Przez 6 lat radni powiatu z satysfakcją wysłuchiwali sprawozdań finansowego SP ZOZ, bo zawsze plusował, a dyrektor Sobolewski inkasował zasłużone premie finansowe. Aż tu niespodziewanie za 2006 rok strata urosła do 1,7 mln złotych, a tylko w pierwszym kwartale długi osiągnęły 962 tysiące. Zarząd powiatu postanowił jednak dać dyrekcji rozgrzeszenie, ale z klauzulą, że wzrost zadłużenia jest naganny i wymaga programu naprawczego.
- To jest fikcja, byśmy sami finansowali inwestycje - bronił się dyrektor Sobolewski, przytaczając dane, że z 15,2 mln zł włożonych w szpital, sam ZOZ pokrył 6,6 mln, tj. co piątą złotówkę. Poza tym realizacja ustawy 203-złotowej dla 760 pracowników to 2,5-milionowe obciążenie w skali roku.
- Ale ZOZ przetrwa największe wichury, bo się zawsze zbilansuje jako duża instytucja, a 12 tysięcy pacjentów nie da się zepchnąć do Siedlec i Warszawy - argumentował dyrektor Sobolewski w kontekście problemów na oddziale wewnętrznym i prób oddzielenia się przychodni przy ul. Kościuszki.
Na zarzuty, że nie chce rozmawiać z lekarzami, też miał wytłumaczenie, bo przychodzi do niego tylko trzech, i to wystawiających trefne recepty lub spóźniających się do pracy. Potwierdził jednak bezkrólewie na internie i odmowę lekarzy, którym chciał powierzyć funkcję ordynatora. Ma też receptę na obecne dolegliwości - ukończenie budowy oddziału ratunkowego, dzięki któremu miński szpital wejdzie do sieci. Można też pozwolić na zadłużenie się ZOZ-u, jak to czyni wiele samorządów, m.in. siedlecki.

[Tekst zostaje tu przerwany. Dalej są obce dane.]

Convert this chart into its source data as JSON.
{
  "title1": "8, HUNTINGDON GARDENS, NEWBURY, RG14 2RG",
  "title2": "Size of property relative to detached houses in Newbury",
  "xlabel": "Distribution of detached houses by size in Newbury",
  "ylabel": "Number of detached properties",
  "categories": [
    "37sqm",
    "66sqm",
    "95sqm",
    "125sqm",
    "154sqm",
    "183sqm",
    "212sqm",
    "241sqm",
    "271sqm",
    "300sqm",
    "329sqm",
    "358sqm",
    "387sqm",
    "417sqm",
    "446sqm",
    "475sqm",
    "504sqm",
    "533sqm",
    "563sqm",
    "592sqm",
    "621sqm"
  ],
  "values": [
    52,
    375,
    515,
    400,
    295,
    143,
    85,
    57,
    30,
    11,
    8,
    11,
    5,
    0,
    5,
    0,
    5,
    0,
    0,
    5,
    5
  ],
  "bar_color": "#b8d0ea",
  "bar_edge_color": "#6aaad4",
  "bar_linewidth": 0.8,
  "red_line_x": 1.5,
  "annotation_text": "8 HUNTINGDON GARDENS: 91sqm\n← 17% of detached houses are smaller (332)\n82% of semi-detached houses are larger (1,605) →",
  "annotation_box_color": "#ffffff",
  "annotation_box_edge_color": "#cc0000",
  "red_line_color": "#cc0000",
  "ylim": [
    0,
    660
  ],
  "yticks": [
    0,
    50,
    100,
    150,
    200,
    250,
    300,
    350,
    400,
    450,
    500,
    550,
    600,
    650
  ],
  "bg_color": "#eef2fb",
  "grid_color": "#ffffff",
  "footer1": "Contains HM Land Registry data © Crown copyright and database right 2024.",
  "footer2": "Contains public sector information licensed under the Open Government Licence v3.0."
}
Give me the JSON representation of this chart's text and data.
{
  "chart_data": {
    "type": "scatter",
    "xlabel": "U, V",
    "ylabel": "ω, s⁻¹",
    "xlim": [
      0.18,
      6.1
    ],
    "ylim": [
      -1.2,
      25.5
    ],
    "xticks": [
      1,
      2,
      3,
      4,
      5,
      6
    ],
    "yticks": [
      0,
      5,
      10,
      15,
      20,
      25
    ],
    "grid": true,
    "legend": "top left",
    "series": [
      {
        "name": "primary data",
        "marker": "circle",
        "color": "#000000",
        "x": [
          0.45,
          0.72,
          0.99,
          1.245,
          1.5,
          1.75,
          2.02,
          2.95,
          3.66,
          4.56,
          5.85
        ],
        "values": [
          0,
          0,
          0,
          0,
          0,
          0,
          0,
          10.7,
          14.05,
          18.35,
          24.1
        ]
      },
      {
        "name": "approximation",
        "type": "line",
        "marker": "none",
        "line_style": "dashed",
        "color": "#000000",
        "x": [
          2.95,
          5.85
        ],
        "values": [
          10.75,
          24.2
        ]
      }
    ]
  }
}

- Jeśli długi uzdrowią szpital, to powinniśmy na nie pozwolić - zaproponował radny Kojro.
- Jak to możliwe, że macie wzrost majątku i usług oraz spadek zobowiązań, a w efekcie wynik finansowy ujemny? - dopytywał radny Kikolski.

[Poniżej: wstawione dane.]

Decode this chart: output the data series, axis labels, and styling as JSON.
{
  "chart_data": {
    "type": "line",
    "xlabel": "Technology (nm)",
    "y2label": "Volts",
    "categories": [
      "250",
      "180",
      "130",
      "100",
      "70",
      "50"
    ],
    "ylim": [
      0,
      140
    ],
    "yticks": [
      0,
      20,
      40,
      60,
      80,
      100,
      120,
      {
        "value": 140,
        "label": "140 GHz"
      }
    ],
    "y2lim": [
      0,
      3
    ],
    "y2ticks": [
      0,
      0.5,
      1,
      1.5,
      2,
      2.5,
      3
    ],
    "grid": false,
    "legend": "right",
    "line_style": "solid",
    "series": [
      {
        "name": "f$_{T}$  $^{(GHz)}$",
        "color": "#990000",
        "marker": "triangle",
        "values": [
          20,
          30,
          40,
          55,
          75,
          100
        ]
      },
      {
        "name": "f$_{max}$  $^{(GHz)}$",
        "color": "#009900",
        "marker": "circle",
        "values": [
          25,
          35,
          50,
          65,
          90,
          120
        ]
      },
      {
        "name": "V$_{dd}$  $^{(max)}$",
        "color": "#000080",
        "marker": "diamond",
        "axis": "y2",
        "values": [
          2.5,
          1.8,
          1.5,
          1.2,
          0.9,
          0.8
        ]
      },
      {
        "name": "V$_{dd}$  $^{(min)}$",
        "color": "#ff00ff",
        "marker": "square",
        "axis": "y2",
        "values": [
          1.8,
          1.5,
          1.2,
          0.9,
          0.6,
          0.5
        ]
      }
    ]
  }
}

- Nie prowadzimy kreatywnej księgowości - odcięła krótko księgowa Zofia Murawska.
Wnet okazało się, że pretensje radnych wyssane są z palca, a ich obawy o bezpieczeństwo chorych - nieuzasadnione, bo nawet nocą 12 lekarzy jest do dyspozycji pacjentów.

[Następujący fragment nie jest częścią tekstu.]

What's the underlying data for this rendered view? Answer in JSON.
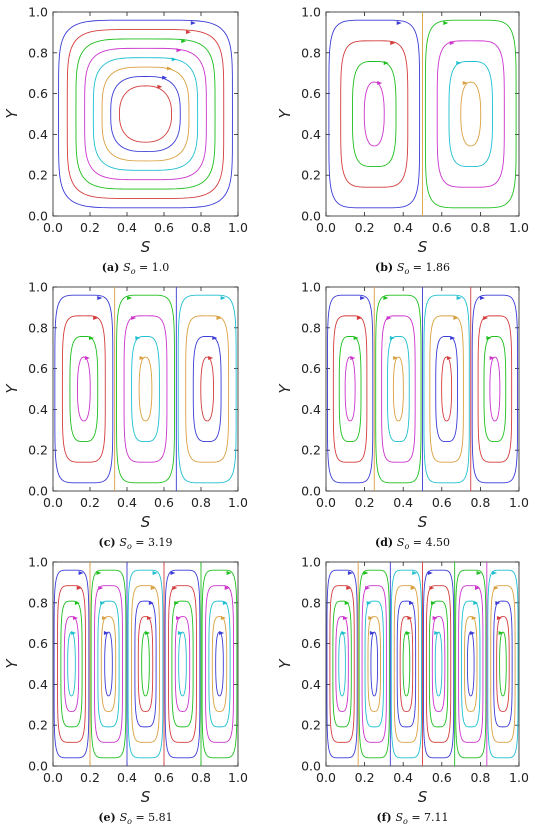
{
  "colors": [
    "#3b3bd6",
    "#d43c3c",
    "#1fbf1f",
    "#cc33cc",
    "#1fbfcf",
    "#d9a040"
  ],
  "chart_data": [
    {
      "panel": "(a)",
      "type": "line",
      "subtype": "streamlines",
      "cells": 1,
      "curves_per_cell": 8,
      "xlabel": "S",
      "ylabel": "Y",
      "xlim": [
        0.0,
        1.0
      ],
      "ylim": [
        0.0,
        1.0
      ],
      "xticks": [
        "0.0",
        "0.2",
        "0.4",
        "0.6",
        "0.8",
        "1.0"
      ],
      "yticks": [
        "0.0",
        "0.2",
        "0.4",
        "0.6",
        "0.8",
        "1.0"
      ],
      "caption_label": "(a)",
      "caption_var": "S",
      "caption_sub": "o",
      "caption_value": " = 1.0",
      "So": 1.0
    },
    {
      "panel": "(b)",
      "type": "line",
      "subtype": "streamlines",
      "cells": 2,
      "curves_per_cell": 4,
      "xlabel": "S",
      "ylabel": "Y",
      "xlim": [
        0.0,
        1.0
      ],
      "ylim": [
        0.0,
        1.0
      ],
      "xticks": [
        "0.0",
        "0.2",
        "0.4",
        "0.6",
        "0.8",
        "1.0"
      ],
      "yticks": [
        "0.0",
        "0.2",
        "0.4",
        "0.6",
        "0.8",
        "1.0"
      ],
      "caption_label": "(b)",
      "caption_var": "S",
      "caption_sub": "o",
      "caption_value": " = 1.86",
      "So": 1.86
    },
    {
      "panel": "(c)",
      "type": "line",
      "subtype": "streamlines",
      "cells": 3,
      "curves_per_cell": 4,
      "xlabel": "S",
      "ylabel": "Y",
      "xlim": [
        0.0,
        1.0
      ],
      "ylim": [
        0.0,
        1.0
      ],
      "xticks": [
        "0.0",
        "0.2",
        "0.4",
        "0.6",
        "0.8",
        "1.0"
      ],
      "yticks": [
        "0.0",
        "0.2",
        "0.4",
        "0.6",
        "0.8",
        "1.0"
      ],
      "caption_label": "(c)",
      "caption_var": "S",
      "caption_sub": "o",
      "caption_value": " = 3.19",
      "So": 3.19
    },
    {
      "panel": "(d)",
      "type": "line",
      "subtype": "streamlines",
      "cells": 4,
      "curves_per_cell": 4,
      "xlabel": "S",
      "ylabel": "Y",
      "xlim": [
        0.0,
        1.0
      ],
      "ylim": [
        0.0,
        1.0
      ],
      "xticks": [
        "0.0",
        "0.2",
        "0.4",
        "0.6",
        "0.8",
        "1.0"
      ],
      "yticks": [
        "0.0",
        "0.2",
        "0.4",
        "0.6",
        "0.8",
        "1.0"
      ],
      "caption_label": "(d)",
      "caption_var": "S",
      "caption_sub": "o",
      "caption_value": " = 4.50",
      "So": 4.5
    },
    {
      "panel": "(e)",
      "type": "line",
      "subtype": "streamlines",
      "cells": 5,
      "curves_per_cell": 5,
      "xlabel": "S",
      "ylabel": "Y",
      "xlim": [
        0.0,
        1.0
      ],
      "ylim": [
        0.0,
        1.0
      ],
      "xticks": [
        "0.0",
        "0.2",
        "0.4",
        "0.6",
        "0.8",
        "1.0"
      ],
      "yticks": [
        "0.0",
        "0.2",
        "0.4",
        "0.6",
        "0.8",
        "1.0"
      ],
      "caption_label": "(e)",
      "caption_var": "S",
      "caption_sub": "o",
      "caption_value": " = 5.81",
      "So": 5.81
    },
    {
      "panel": "(f)",
      "type": "line",
      "subtype": "streamlines",
      "cells": 6,
      "curves_per_cell": 5,
      "xlabel": "S",
      "ylabel": "Y",
      "xlim": [
        0.0,
        1.0
      ],
      "ylim": [
        0.0,
        1.0
      ],
      "xticks": [
        "0.0",
        "0.2",
        "0.4",
        "0.6",
        "0.8",
        "1.0"
      ],
      "yticks": [
        "0.0",
        "0.2",
        "0.4",
        "0.6",
        "0.8",
        "1.0"
      ],
      "caption_label": "(f)",
      "caption_var": "S",
      "caption_sub": "o",
      "caption_value": " = 7.11",
      "So": 7.11
    }
  ]
}
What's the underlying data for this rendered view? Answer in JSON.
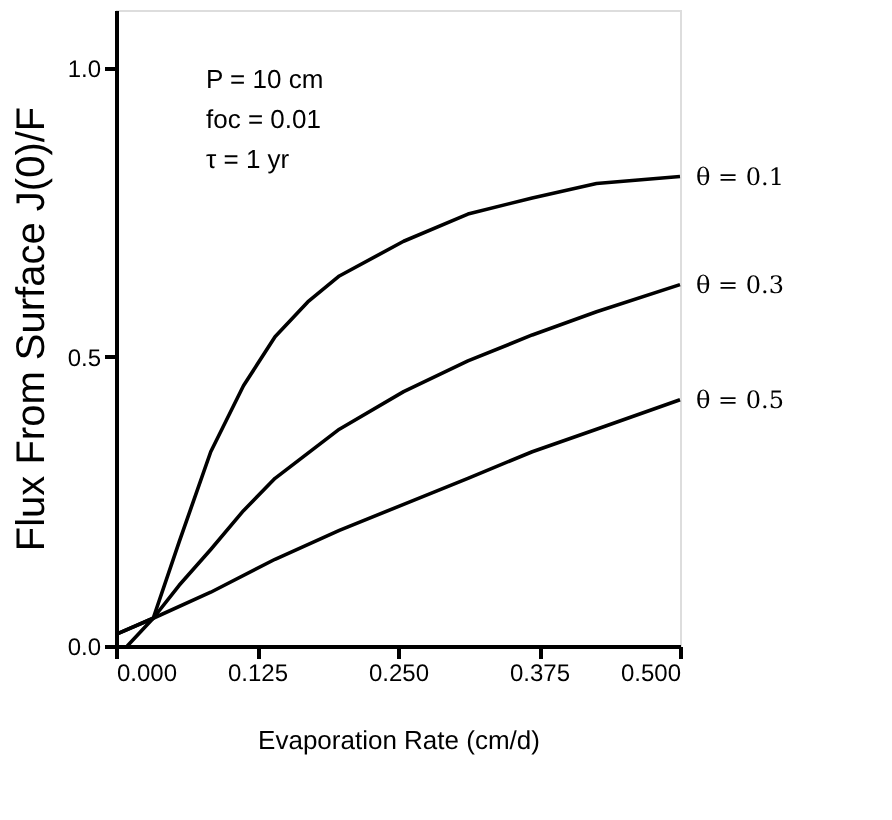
{
  "chart_data": {
    "type": "line",
    "xlabel": "Evaporation Rate (cm/d)",
    "ylabel": "Flux From Surface J(0)/F",
    "xlim": [
      0,
      0.5
    ],
    "ylim": [
      0,
      1.1
    ],
    "xticks": [
      {
        "value": 0,
        "label": "0.000"
      },
      {
        "value": 0.125,
        "label": "0.125"
      },
      {
        "value": 0.25,
        "label": "0.250"
      },
      {
        "value": 0.375,
        "label": "0.375"
      },
      {
        "value": 0.5,
        "label": "0.500"
      }
    ],
    "yticks": [
      {
        "value": 0,
        "label": "0.0"
      },
      {
        "value": 0.5,
        "label": "0.5"
      },
      {
        "value": 1,
        "label": "1.0"
      }
    ],
    "grid": false,
    "legend": false,
    "marker": "none",
    "line_style": "solid",
    "annotations": [
      "P = 10 cm",
      "foc = 0.01",
      "τ   = 1 yr"
    ],
    "series": [
      {
        "name": "θ = 0.1",
        "color": "#000000",
        "x": [
          0.01,
          0.033,
          0.056,
          0.084,
          0.113,
          0.141,
          0.17,
          0.198,
          0.255,
          0.312,
          0.369,
          0.426,
          0.5
        ],
        "values": [
          0.0,
          0.048,
          0.18,
          0.336,
          0.45,
          0.535,
          0.595,
          0.64,
          0.7,
          0.747,
          0.775,
          0.8,
          0.812
        ]
      },
      {
        "name": "θ = 0.3",
        "color": "#000000",
        "x": [
          0.0,
          0.033,
          0.056,
          0.084,
          0.113,
          0.141,
          0.198,
          0.255,
          0.312,
          0.369,
          0.426,
          0.5
        ],
        "values": [
          0.02,
          0.048,
          0.105,
          0.167,
          0.234,
          0.29,
          0.375,
          0.44,
          0.493,
          0.538,
          0.578,
          0.625
        ]
      },
      {
        "name": "θ = 0.5",
        "color": "#000000",
        "x": [
          0.0,
          0.033,
          0.084,
          0.141,
          0.198,
          0.255,
          0.312,
          0.369,
          0.426,
          0.5
        ],
        "values": [
          0.02,
          0.048,
          0.093,
          0.15,
          0.2,
          0.245,
          0.29,
          0.336,
          0.375,
          0.426
        ]
      }
    ]
  }
}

Wcale to nie znaczy, że ZOZ nie wymaga pomocy, którą publicznie zadeklarował starosta Tarczyński. Na dowód zaproponował zmiany w budżecie i pożyczkę, by za pół miliona ratować budowę oddziału ratunkowego, a za 1,2 mln zł zbudować na terenie szpitala kanalizację sanitarną i deszczową.
To jeszcze nie koniec kłopotów finansowych, gdyż wyposażenie SOR to bagatela 2,6 miliona. A na roboty dodatkowe i specjalny wyjazd wezmą 600 tysięcy z funduszy drogowych.
Radnych zainteresowała tak duża kwota pożyczki, a gdy się dowiedzieli, że szpital miał szansę skorzystać z tzw. pieniędzy norweskich - wszczęli dochodzenie.
- Szpital współpracował z firmą, która się nie wyrobiła w czasie - wyjaśnił wicestarosta Michalik.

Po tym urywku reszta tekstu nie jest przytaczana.